Nausea roiled his stomach, chasing on the heels of the severe headache that gripped his temples like a vise.
“You okay, Cooper?” Graham was all concern now. “What’s wrong? You’re as white as that piece of paper!”
“Just...” Cooper bit his tongue. He couldn’t say it was a power backlash that got him hurting. At best, Graham would never understand. At worst, he’d take him for a freak, and fire him. “A sudden headache, is all.”
“Hmm.” Graham peered at him intently. “Let me go make some coffee. Hopefully it will go away.”
But it didn’t. It got so bad, Cooper’s presentation took three times as long, and culminated in a guided hike around Graham’s property. He used this opportunity to gently extend his earth-sense, hoping he would find whatever was causing the problem.
“See over there?” Graham pointed through the trees to the east. “My neighbors leased their land to one of those fracking companies. And once the noise and dust was too much, they sold the rest of their land, and moved to Florida.” His expression was grim. “I didn’t know that, back when I had bought this farm. That heavy work table won’t do shit for me now. It will quake every time those assholes do their business!”

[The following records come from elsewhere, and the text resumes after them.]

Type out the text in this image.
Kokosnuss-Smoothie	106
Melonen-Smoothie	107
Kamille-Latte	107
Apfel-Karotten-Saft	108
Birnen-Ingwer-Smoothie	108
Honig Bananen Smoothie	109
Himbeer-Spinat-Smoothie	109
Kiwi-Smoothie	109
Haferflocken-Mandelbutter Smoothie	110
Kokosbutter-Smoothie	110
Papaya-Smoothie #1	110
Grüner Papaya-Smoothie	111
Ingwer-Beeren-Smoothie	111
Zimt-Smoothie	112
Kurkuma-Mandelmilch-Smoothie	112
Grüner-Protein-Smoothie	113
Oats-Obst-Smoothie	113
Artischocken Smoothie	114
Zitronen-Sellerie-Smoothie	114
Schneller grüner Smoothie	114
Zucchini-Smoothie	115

“Not every time.” Cooper knew earthquakes. “Or, it shouldn’t. But you could have them buy you one of those self-leveling, hydraulic tables. That should help.”
Graham snorted. “The frackers will ruin my well water.”
They probably would, Cooper reflected. Then he’d have to send out Ash and see if Ash could heal the well. He didn’t say anything, though, because he was too focused on the frequency of the sick, disjointed waves of energy that pulsed through the rock under his feet.
He had felt this before.
This energy felt a lot like their rogue node.